Chapitre 2
L'institution des bibliothèques universitaires (1873-1898)

Introduction

Entre les premières années de la Troisième République et les dernières années du XIXe siècle, un ensemble de textes a défini l'organisation administrative, les modalités de financement et l'organisation technique des bibliothèques universitaires. Ces mesures ont été prises au cours d'une période de vingt-cinq ans, de 1873 à 1898, et se décomposent en plusieurs phases.

De 1873 à 1882, les bibliothèques universitaires (qui se sont appelées ainsi bien avant qu'il n'y eût officiellement des universités) ont été organisées dans le cadre alors existant des facultés isolées. Plusieurs mesures importantes de cette période se sont situées explicitement dans le prolongement de l'arrêté du 18 mars 1855, analysé au chapitre précédent, et dont le caractère fondateur se trouve ainsi confirmé.

La période 1885-1886 a vu l'application aux bibliothèques universitaires des modifications introduites dans l'organisation de l'enseignement supérieur, en particulier l'institution et la définition des attributions du conseil général des facultés, organe de coordination entre les facultés d'un même ressort académique, placé sous la présidence du recteur.

De 1893 à 1898, l'attribution de la personnalité civile aux ‘« corps formés par la réunion de plusieurs facultés de l'Etat dans un même ressort académique »’ et la loi qui a conféré à ces corps de facultés le nom d'universités ont conduit à des réaménagements de la réglementation applicable aux bibliothèques universitaires. 37

La première période de 1873 à 1882, en particulier les années de 1878 à 1882, a vu se développer une intense activité pour organiser administrativement, financièrement et techniquement les bibliothèques universitaires, et peut donc être considérée à bon droit comme une période fondatrice. 38

Notes
37.

Certains recueils de textes spécifiques aux bibliothèques ne couvrent que le début de la première des trois périodes définies ci-dessus.
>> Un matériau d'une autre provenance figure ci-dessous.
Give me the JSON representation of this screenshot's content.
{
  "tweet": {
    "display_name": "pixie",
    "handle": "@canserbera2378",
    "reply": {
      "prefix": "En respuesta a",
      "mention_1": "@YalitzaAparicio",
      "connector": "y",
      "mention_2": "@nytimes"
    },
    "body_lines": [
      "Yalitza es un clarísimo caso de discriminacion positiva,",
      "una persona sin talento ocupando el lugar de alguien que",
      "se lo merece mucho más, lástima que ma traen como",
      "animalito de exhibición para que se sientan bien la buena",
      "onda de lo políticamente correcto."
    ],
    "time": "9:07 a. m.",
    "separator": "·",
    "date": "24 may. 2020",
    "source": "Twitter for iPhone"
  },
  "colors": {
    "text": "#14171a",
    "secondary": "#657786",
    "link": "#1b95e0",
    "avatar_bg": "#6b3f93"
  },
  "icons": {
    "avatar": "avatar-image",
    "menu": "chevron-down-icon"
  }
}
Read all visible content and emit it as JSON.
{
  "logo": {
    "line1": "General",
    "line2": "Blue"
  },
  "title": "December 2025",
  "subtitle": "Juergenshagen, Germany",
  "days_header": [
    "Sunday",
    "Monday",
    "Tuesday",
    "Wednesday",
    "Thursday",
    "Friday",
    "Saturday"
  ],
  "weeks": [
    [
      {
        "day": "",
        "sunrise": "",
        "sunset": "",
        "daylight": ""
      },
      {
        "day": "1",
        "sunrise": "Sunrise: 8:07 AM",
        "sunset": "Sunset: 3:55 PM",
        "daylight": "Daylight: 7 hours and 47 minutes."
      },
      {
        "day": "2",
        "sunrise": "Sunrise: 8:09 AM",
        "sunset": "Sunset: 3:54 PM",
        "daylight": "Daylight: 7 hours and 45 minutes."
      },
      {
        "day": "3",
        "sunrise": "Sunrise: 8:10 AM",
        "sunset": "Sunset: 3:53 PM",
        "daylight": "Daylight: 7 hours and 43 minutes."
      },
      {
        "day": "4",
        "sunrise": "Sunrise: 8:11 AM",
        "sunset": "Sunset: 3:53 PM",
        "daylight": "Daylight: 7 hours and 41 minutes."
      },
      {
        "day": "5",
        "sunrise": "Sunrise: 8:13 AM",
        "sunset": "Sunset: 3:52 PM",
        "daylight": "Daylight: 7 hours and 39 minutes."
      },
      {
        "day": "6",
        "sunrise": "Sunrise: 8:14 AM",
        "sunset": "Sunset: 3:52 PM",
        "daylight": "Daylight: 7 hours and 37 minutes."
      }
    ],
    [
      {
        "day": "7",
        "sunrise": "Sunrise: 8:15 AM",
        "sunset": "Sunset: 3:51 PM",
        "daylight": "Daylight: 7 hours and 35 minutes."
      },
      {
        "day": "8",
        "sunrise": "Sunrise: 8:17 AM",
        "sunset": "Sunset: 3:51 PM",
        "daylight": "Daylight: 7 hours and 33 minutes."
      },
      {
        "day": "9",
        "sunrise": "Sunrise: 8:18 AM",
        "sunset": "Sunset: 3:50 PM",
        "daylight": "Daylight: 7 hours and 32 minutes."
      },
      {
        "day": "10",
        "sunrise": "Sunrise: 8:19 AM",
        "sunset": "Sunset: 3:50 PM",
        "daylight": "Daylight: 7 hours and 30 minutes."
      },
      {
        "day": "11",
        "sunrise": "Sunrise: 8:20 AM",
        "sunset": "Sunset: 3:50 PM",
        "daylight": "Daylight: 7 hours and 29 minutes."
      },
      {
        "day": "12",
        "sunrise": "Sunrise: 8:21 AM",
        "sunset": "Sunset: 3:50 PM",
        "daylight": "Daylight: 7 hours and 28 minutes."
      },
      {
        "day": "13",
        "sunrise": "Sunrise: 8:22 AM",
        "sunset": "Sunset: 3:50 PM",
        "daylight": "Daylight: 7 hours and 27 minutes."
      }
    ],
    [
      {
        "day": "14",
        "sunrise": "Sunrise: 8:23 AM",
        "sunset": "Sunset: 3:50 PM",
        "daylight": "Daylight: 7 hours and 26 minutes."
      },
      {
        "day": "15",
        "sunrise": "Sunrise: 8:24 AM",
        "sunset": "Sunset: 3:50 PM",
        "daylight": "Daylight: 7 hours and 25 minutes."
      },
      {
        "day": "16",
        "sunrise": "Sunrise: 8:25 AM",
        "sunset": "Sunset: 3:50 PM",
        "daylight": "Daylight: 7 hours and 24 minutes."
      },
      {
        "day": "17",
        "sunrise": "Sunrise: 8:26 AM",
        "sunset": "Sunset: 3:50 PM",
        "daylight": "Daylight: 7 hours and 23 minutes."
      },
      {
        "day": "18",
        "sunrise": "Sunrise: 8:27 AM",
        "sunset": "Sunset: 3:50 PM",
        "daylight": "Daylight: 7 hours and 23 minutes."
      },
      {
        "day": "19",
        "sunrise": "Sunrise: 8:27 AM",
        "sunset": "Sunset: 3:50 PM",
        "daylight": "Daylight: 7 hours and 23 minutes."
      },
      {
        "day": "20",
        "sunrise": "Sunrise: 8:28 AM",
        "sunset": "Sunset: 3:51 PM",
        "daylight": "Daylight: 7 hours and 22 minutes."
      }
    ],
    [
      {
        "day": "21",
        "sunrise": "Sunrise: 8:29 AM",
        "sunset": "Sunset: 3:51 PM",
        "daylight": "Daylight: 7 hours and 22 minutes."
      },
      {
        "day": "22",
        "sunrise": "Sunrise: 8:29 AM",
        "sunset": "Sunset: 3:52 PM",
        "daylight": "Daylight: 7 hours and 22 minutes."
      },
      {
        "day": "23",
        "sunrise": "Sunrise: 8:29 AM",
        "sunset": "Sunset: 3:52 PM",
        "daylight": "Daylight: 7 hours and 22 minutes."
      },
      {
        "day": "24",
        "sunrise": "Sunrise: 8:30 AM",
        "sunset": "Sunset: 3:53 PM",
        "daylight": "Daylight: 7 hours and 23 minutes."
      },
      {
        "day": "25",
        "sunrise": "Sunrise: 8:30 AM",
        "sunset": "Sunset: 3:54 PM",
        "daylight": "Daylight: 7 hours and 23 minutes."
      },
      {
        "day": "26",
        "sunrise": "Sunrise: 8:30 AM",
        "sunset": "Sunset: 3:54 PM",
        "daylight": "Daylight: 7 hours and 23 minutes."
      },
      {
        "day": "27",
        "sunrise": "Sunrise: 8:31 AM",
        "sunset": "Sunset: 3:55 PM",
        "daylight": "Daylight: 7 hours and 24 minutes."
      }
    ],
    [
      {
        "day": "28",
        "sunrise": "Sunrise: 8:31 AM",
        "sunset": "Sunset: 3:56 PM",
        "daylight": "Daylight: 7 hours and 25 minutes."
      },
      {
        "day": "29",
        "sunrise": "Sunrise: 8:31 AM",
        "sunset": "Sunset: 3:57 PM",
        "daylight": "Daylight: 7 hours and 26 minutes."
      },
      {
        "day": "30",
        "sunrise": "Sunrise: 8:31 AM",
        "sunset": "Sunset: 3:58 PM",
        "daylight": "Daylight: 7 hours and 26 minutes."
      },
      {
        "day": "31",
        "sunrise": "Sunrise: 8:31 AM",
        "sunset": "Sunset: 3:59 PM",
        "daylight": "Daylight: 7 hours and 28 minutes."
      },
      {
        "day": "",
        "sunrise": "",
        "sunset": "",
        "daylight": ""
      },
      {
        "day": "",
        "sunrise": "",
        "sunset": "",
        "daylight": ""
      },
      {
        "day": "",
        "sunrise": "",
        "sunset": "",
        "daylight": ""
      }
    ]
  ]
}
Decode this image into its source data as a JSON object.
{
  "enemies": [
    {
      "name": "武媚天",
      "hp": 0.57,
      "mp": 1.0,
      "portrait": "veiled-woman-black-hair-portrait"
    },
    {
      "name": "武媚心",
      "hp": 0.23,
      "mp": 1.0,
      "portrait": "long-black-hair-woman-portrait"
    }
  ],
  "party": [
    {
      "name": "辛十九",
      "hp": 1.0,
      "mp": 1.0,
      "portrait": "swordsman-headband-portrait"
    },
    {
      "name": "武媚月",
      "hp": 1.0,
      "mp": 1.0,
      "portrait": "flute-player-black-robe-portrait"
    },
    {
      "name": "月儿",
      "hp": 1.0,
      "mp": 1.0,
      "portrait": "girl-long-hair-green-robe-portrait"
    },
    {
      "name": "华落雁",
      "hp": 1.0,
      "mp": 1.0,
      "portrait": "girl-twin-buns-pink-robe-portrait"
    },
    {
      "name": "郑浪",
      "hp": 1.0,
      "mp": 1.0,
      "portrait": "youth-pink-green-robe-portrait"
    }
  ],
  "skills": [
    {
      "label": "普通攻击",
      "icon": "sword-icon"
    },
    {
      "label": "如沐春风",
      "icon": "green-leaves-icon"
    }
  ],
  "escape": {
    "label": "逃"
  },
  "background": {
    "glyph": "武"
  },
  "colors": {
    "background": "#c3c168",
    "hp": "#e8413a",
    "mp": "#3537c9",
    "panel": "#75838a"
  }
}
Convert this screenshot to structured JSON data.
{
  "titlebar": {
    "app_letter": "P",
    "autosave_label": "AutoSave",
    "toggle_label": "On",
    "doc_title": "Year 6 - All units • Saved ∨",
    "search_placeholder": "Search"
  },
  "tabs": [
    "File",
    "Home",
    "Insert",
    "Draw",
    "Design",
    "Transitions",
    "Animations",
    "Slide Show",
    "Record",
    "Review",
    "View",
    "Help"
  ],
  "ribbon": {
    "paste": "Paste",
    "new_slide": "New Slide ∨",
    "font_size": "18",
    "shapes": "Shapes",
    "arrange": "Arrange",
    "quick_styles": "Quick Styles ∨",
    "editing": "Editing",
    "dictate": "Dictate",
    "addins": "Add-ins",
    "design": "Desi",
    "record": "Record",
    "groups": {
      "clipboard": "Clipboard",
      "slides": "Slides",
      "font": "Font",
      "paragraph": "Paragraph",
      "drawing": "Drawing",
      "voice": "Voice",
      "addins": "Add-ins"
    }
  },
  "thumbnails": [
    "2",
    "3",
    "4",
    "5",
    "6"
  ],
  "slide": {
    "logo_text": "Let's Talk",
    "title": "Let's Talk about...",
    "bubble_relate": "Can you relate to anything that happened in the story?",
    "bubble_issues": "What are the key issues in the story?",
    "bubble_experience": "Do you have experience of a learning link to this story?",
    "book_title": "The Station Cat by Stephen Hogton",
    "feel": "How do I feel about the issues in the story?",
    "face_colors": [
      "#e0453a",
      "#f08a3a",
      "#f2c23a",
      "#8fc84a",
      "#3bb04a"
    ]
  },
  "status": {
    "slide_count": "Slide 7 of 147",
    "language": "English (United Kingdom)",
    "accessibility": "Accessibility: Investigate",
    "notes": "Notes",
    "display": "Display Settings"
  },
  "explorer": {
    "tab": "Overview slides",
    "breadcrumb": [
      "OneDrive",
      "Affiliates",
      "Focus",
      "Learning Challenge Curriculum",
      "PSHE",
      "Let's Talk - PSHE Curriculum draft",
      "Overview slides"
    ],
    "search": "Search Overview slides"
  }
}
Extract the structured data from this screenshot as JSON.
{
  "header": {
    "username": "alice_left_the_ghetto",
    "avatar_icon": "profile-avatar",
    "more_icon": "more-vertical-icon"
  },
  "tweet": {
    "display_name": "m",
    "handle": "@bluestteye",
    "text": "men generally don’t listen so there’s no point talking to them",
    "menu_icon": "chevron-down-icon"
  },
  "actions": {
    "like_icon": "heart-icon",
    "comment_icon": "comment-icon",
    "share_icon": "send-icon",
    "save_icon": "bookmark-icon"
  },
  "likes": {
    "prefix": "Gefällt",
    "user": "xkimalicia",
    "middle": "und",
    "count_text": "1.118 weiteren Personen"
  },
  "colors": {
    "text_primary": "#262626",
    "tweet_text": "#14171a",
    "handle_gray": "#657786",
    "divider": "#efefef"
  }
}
C'est notamment le cas du Recueil des lois, décrets, ordonnances, arrêtés, circulaires, etc. concernant les bibliothèques publiques, communales, universitaires, scolaires et populaires publié par U. Robert (Paris, 1883) et des Documents relatifs aux bibliothèques universitaires ou des facultés, suivis de l'instruction générale concernant le service de ces bibliothèques (Paris, s.d. [1880]). Il est donc nécessaire de consulter les textes cités dans un recueil plus général, comme le Recueil des lois et règlements sur l'enseignement supérieur d'A. Marais de Beauchamp et A. Générès (Paris, 1880-1915, 7 vol.)

38.

Les mesures d'organisation administrative et technique ont été précédées par la publication d'un rapport sur les bibliothèques des universités allemandes, rédigé par Jules de Chantepie du Dézert, bibliothécaire de l'Ecole normale supérieure, dans le Bulletin administratif du ministère de l'instruction publique, nouvelle série, t. 17, n° 331, 1874, p. 250-263. Il s'agit d'un rapport de mission publié à la suite de la visite de cinq bibliothèques universitaires allemandes en 1873 : Rostock, Marburg, Königsberg, Leipzig et Göttingen. Sa conclusion en trois lignes en condense le contenu : « Pour résumer ce qui précède, argent, travail, autonomie, discipline, c'est ce qu'on voit dans les bibliothèques académiques d'Allemagne, et ce qui est la condition de leur prospérité ». Cette conclusion a été citée dans un livre de Jules Laude, bibliothécaire de la bibliothèque municipale et universitaire de Clermont, Les Bibliothèques universitaires allemandes et leur organisation (Paris, 1900), dans laquelle s'exprime aussi l'admiration des bibliothécaires français pour le modèle allemand des bibliothèques universitaires. Celles-ci ne semblent pourtant avoir constitué, dans les faits, qu'une référence assez lointaine pour l'organisation des bibliothèques universitaires françaises. L'écart constaté en 1873 entre les collections, les ressources et la qualité de l'organisation des bibliothèques universitaires des deux pays n'avait que faiblement été réduit vingt-cinq ans plus tard, cf. notes 36 et 37.